- Theatrical release poster
- Directed by: Sompote Sands
- Produced by: Sompote Sands; Wannee Thanarungroj;
- Starring: Lor Tok; Der Doksadao; Hiew Fah; Si Tao; Lak Apichart;
- Production companies: Chaiyo Productions Co., Ltd.
- Distributed by: Chaiyo Productions Co., Ltd.
- Release date: 1985;
- Running time: 107 minutes
- Country: Thailand
- Language: Thai

= Magic Lizard =

1985 Thai film

Magic Lizard (กิ้งก่ากายสิทธิ์; ; lit. 'Magic lizard') is a 1985 Thai fantasy monster adventure film directed and produced by Sompote Sands. The film's plot follows a large frilled lizard who sets out to retrieve a crystal stolen by aliens.

==Summary==
Magic Lizard is a large lizard who guards the crystal under the base of the pagoda of the Temple of Dawn. After Martians stole the crystal, Magic Lizard enlists the aid of the giant guardian as he escapes to various locations throughout Thailand, including Bridge on the River Kwai and Phae Mueang Phi. Over the course of the film, Magic Lizard flees from man-eating crocodile, wild elephants, tiger, a mother and baby black bear, run away from a train, giant mosquitoes and skeleton ghost in treasure cave.

==Production==
The film originated from the nephew of Sompote, who, after graduating in Australia, brought back a frilled lizard. Finding it rather endearing, he was inspired to create a motion picture based on it.

==Release and reception==
The film was released in Japan by NHK as エリマケトカゲ一人旅 (Erimaketokage hitoritabi; lit. 'frilled lizard lonely travel'). When it was released in Thailand, it was not expected to garner commercial success due to copyright infringements and the lack of a drafted copyright law.
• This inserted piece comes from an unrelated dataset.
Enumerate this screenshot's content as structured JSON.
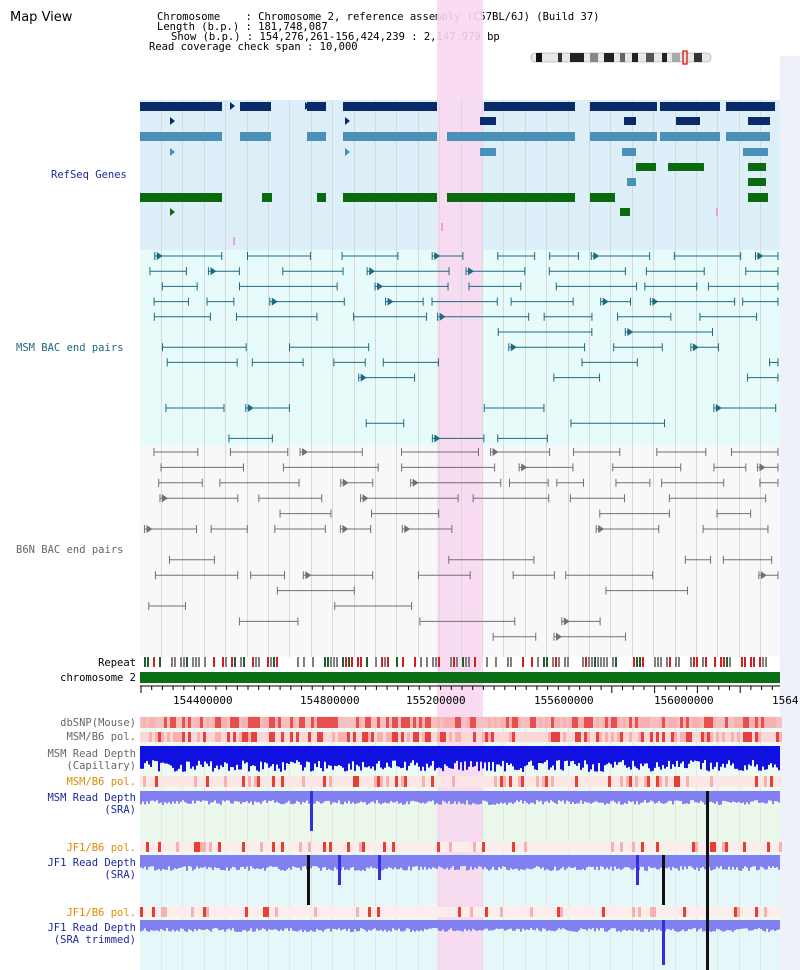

After not being successful in screenings, it would go on to be Sompote's last film. After this, he turned to working solely on Ultraman. Several years later, this resulted in a copyright lawsuit against Tsuburaya Productions.
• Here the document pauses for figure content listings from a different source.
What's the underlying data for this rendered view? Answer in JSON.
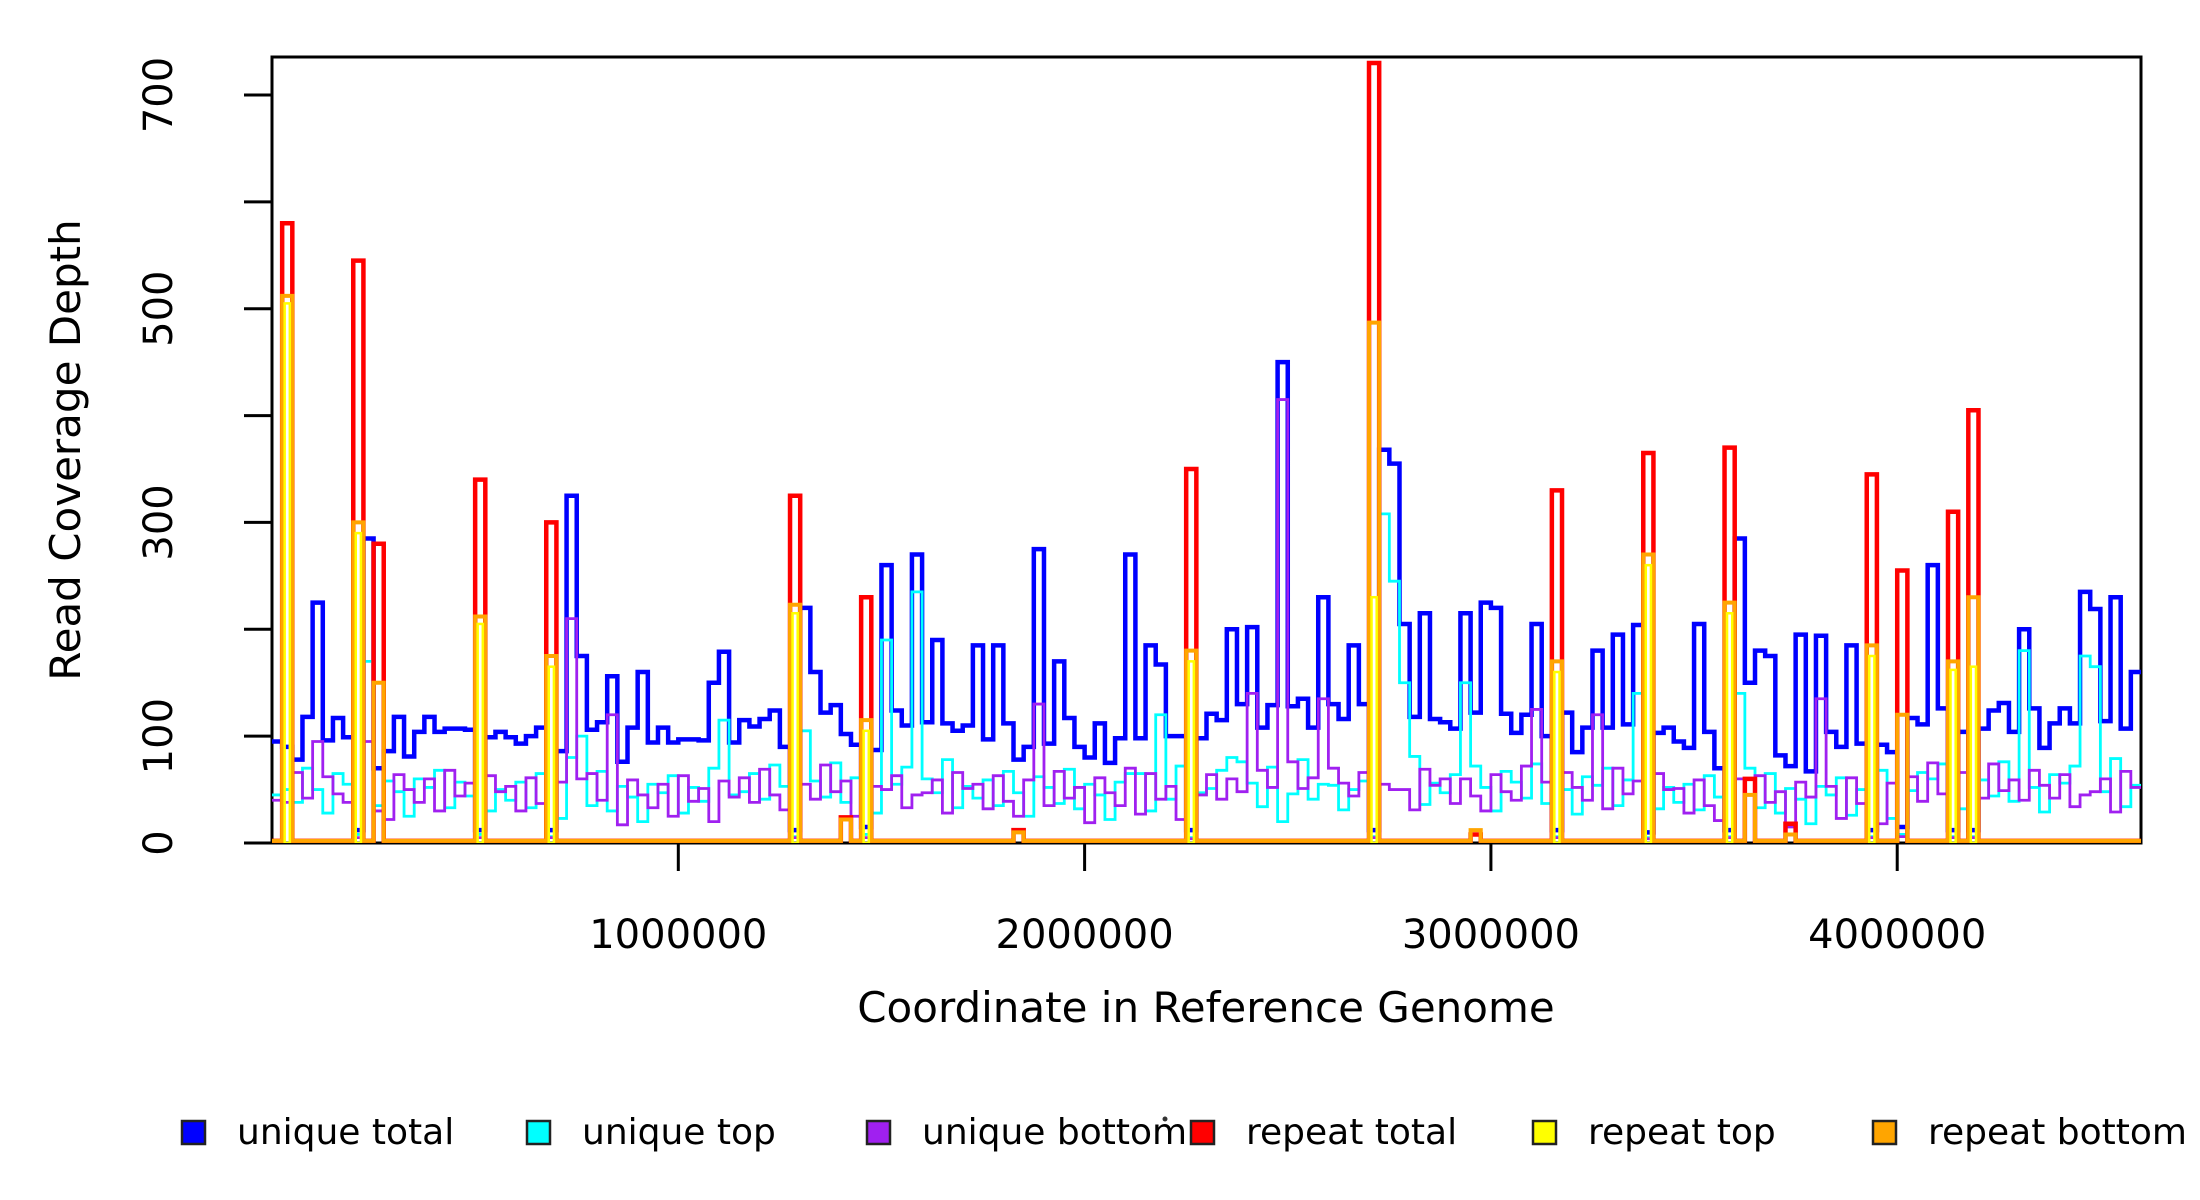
{
  "figure": {
    "title": "",
    "x_axis_title": "Coordinate in Reference Genome",
    "y_axis_title": "Read Coverage Depth"
  },
  "chart_data": {
    "type": "line",
    "subtype": "step-coverage",
    "title": "",
    "xlabel": "Coordinate in Reference Genome",
    "ylabel": "Read Coverage Depth",
    "xlim": [
      0,
      4600000
    ],
    "ylim": [
      0,
      735
    ],
    "grid": false,
    "legend_position": "bottom",
    "x_bin_size": 25000,
    "n_bins": 184,
    "x_ticks": [
      1000000,
      2000000,
      3000000,
      4000000
    ],
    "x_tick_labels": [
      "1000000",
      "2000000",
      "3000000",
      "4000000"
    ],
    "y_ticks": [
      0,
      100,
      200,
      300,
      400,
      500,
      600,
      700
    ],
    "y_tick_labels_shown": {
      "0": "0",
      "100": "100",
      "300": "300",
      "500": "500",
      "700": "700"
    },
    "colors": {
      "unique_total": "#0000FF",
      "unique_top": "#00FFFF",
      "unique_bottom": "#A020F0",
      "repeat_total": "#FF0000",
      "repeat_top": "#FFFF00",
      "repeat_bottom": "#FFA500",
      "axis": "#000000"
    },
    "legend": [
      {
        "label": "unique total",
        "color": "#0000FF"
      },
      {
        "label": "unique top",
        "color": "#00FFFF"
      },
      {
        "label": "unique bottom",
        "color": "#A020F0"
      },
      {
        "label": "repeat total",
        "color": "#FF0000"
      },
      {
        "label": "repeat top",
        "color": "#FFFF00"
      },
      {
        "label": "repeat bottom",
        "color": "#FFA500"
      }
    ],
    "series": [
      {
        "name": "unique total",
        "color": "#0000FF",
        "lwd": 4.5,
        "render": "step",
        "values": [
          95,
          90,
          78,
          118,
          225,
          96,
          117,
          99,
          12,
          285,
          70,
          86,
          118,
          81,
          104,
          118,
          104,
          107,
          107,
          106,
          12,
          99,
          104,
          99,
          93,
          100,
          108,
          12,
          86,
          325,
          175,
          106,
          113,
          156,
          76,
          108,
          160,
          94,
          108,
          94,
          97,
          97,
          96,
          150,
          179,
          94,
          115,
          109,
          116,
          124,
          90,
          12,
          220,
          160,
          122,
          129,
          102,
          92,
          15,
          87,
          260,
          124,
          110,
          270,
          113,
          190,
          112,
          105,
          110,
          185,
          97,
          185,
          112,
          78,
          90,
          275,
          93,
          170,
          117,
          90,
          80,
          112,
          75,
          98,
          270,
          98,
          185,
          167,
          100,
          100,
          12,
          98,
          121,
          115,
          200,
          130,
          202,
          108,
          129,
          450,
          128,
          135,
          108,
          230,
          130,
          116,
          185,
          130,
          12,
          368,
          355,
          205,
          118,
          215,
          116,
          113,
          107,
          215,
          122,
          225,
          220,
          121,
          103,
          120,
          205,
          100,
          12,
          122,
          85,
          108,
          180,
          108,
          195,
          111,
          204,
          10,
          103,
          108,
          95,
          89,
          205,
          104,
          70,
          12,
          285,
          150,
          180,
          175,
          82,
          72,
          195,
          67,
          194,
          104,
          90,
          185,
          93,
          12,
          92,
          85,
          15,
          117,
          111,
          260,
          126,
          12,
          104,
          12,
          107,
          124,
          131,
          104,
          200,
          126,
          89,
          112,
          126,
          112,
          235,
          219,
          114,
          230,
          107,
          160
        ]
      },
      {
        "name": "unique top",
        "color": "#00FFFF",
        "lwd": 2.8,
        "render": "step",
        "values": [
          45,
          50,
          38,
          70,
          50,
          28,
          65,
          55,
          8,
          170,
          35,
          58,
          48,
          25,
          60,
          52,
          68,
          33,
          57,
          44,
          8,
          30,
          50,
          40,
          57,
          33,
          65,
          6,
          23,
          80,
          100,
          35,
          67,
          30,
          53,
          43,
          20,
          55,
          47,
          63,
          28,
          52,
          39,
          70,
          115,
          45,
          48,
          65,
          41,
          73,
          53,
          6,
          105,
          58,
          43,
          75,
          38,
          61,
          8,
          28,
          190,
          55,
          71,
          235,
          60,
          47,
          78,
          33,
          53,
          42,
          59,
          35,
          67,
          47,
          25,
          62,
          52,
          37,
          69,
          32,
          55,
          45,
          22,
          57,
          65,
          65,
          30,
          120,
          41,
          72,
          5,
          47,
          51,
          68,
          80,
          76,
          56,
          34,
          71,
          20,
          46,
          78,
          41,
          55,
          54,
          31,
          50,
          58,
          6,
          308,
          245,
          150,
          81,
          36,
          56,
          47,
          64,
          150,
          72,
          52,
          30,
          67,
          57,
          42,
          74,
          37,
          6,
          50,
          27,
          62,
          54,
          70,
          35,
          59,
          140,
          5,
          32,
          52,
          38,
          55,
          31,
          63,
          43,
          6,
          140,
          70,
          33,
          65,
          28,
          51,
          41,
          18,
          53,
          45,
          61,
          26,
          50,
          6,
          68,
          23,
          8,
          49,
          66,
          60,
          74,
          6,
          32,
          6,
          59,
          44,
          76,
          39,
          180,
          52,
          29,
          64,
          56,
          72,
          175,
          165,
          48,
          79,
          34,
          54
        ]
      },
      {
        "name": "unique bottom",
        "color": "#A020F0",
        "lwd": 2.8,
        "render": "step",
        "values": [
          40,
          38,
          66,
          42,
          95,
          62,
          46,
          38,
          5,
          95,
          30,
          22,
          64,
          50,
          38,
          60,
          30,
          68,
          44,
          56,
          5,
          63,
          48,
          53,
          30,
          61,
          37,
          5,
          57,
          210,
          60,
          65,
          40,
          120,
          17,
          59,
          45,
          33,
          55,
          25,
          63,
          39,
          51,
          20,
          58,
          43,
          61,
          38,
          69,
          45,
          31,
          5,
          55,
          41,
          73,
          48,
          58,
          25,
          5,
          53,
          50,
          63,
          33,
          45,
          47,
          59,
          28,
          66,
          51,
          55,
          32,
          63,
          39,
          25,
          59,
          130,
          35,
          67,
          42,
          52,
          19,
          61,
          47,
          35,
          70,
          27,
          65,
          41,
          53,
          22,
          4,
          45,
          64,
          41,
          60,
          48,
          140,
          68,
          52,
          415,
          76,
          51,
          61,
          135,
          70,
          56,
          44,
          66,
          5,
          55,
          50,
          50,
          31,
          69,
          54,
          60,
          37,
          60,
          44,
          30,
          64,
          48,
          40,
          72,
          125,
          57,
          5,
          66,
          52,
          40,
          120,
          32,
          70,
          46,
          58,
          4,
          65,
          50,
          51,
          28,
          59,
          35,
          21,
          5,
          60,
          60,
          63,
          38,
          48,
          15,
          57,
          43,
          135,
          53,
          23,
          61,
          37,
          5,
          18,
          56,
          6,
          62,
          39,
          75,
          46,
          5,
          66,
          5,
          42,
          74,
          49,
          59,
          40,
          68,
          54,
          42,
          64,
          34,
          45,
          48,
          60,
          29,
          67,
          52
        ]
      },
      {
        "name": "repeat total",
        "color": "#FF0000",
        "lwd": 4.5,
        "render": "step",
        "baseline": 2,
        "spikes": {
          "1": 580,
          "8": 545,
          "10": 280,
          "20": 340,
          "27": 300,
          "51": 325,
          "56": 24,
          "58": 230,
          "73": 12,
          "90": 350,
          "108": 730,
          "118": 8,
          "126": 330,
          "135": 365,
          "143": 370,
          "145": 60,
          "149": 18,
          "157": 345,
          "160": 255,
          "165": 310,
          "167": 405
        }
      },
      {
        "name": "repeat top",
        "color": "#FFFF00",
        "lwd": 2.5,
        "render": "inset-column",
        "baseline": 0,
        "spikes": {
          "1": 505,
          "8": 290,
          "20": 205,
          "27": 165,
          "51": 215,
          "58": 105,
          "90": 170,
          "108": 230,
          "126": 160,
          "135": 260,
          "143": 215,
          "157": 175,
          "165": 162,
          "167": 165
        }
      },
      {
        "name": "repeat bottom",
        "color": "#FFA500",
        "lwd": 4,
        "render": "step",
        "baseline": 2,
        "spikes": {
          "1": 512,
          "8": 300,
          "10": 150,
          "20": 212,
          "27": 175,
          "51": 223,
          "56": 22,
          "58": 115,
          "73": 10,
          "90": 180,
          "108": 487,
          "118": 12,
          "126": 170,
          "135": 270,
          "143": 225,
          "145": 45,
          "149": 8,
          "157": 185,
          "160": 120,
          "165": 170,
          "167": 230
        }
      }
    ]
  }
}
In February 2022, the film screened at the 11th Madrid International Cutre Film Festival, also known as CutreCon, in Spain. Discussing the film ahead of the festival, CutreCon director Carlos Palencia stated, "I cannot recommend this film enough, because it seems conceived by an extraterrestrial civilization. I didn't understand anything the first time I saw it. [...] it seems like a children's movie, but suddenly there is an alien invasion and there begins to be nudity, scenes of incomprehensible violence and other things I can't reveal because I don't want to ruin the movie. [...] I have not seen anything else like it, because nothing else like it exists."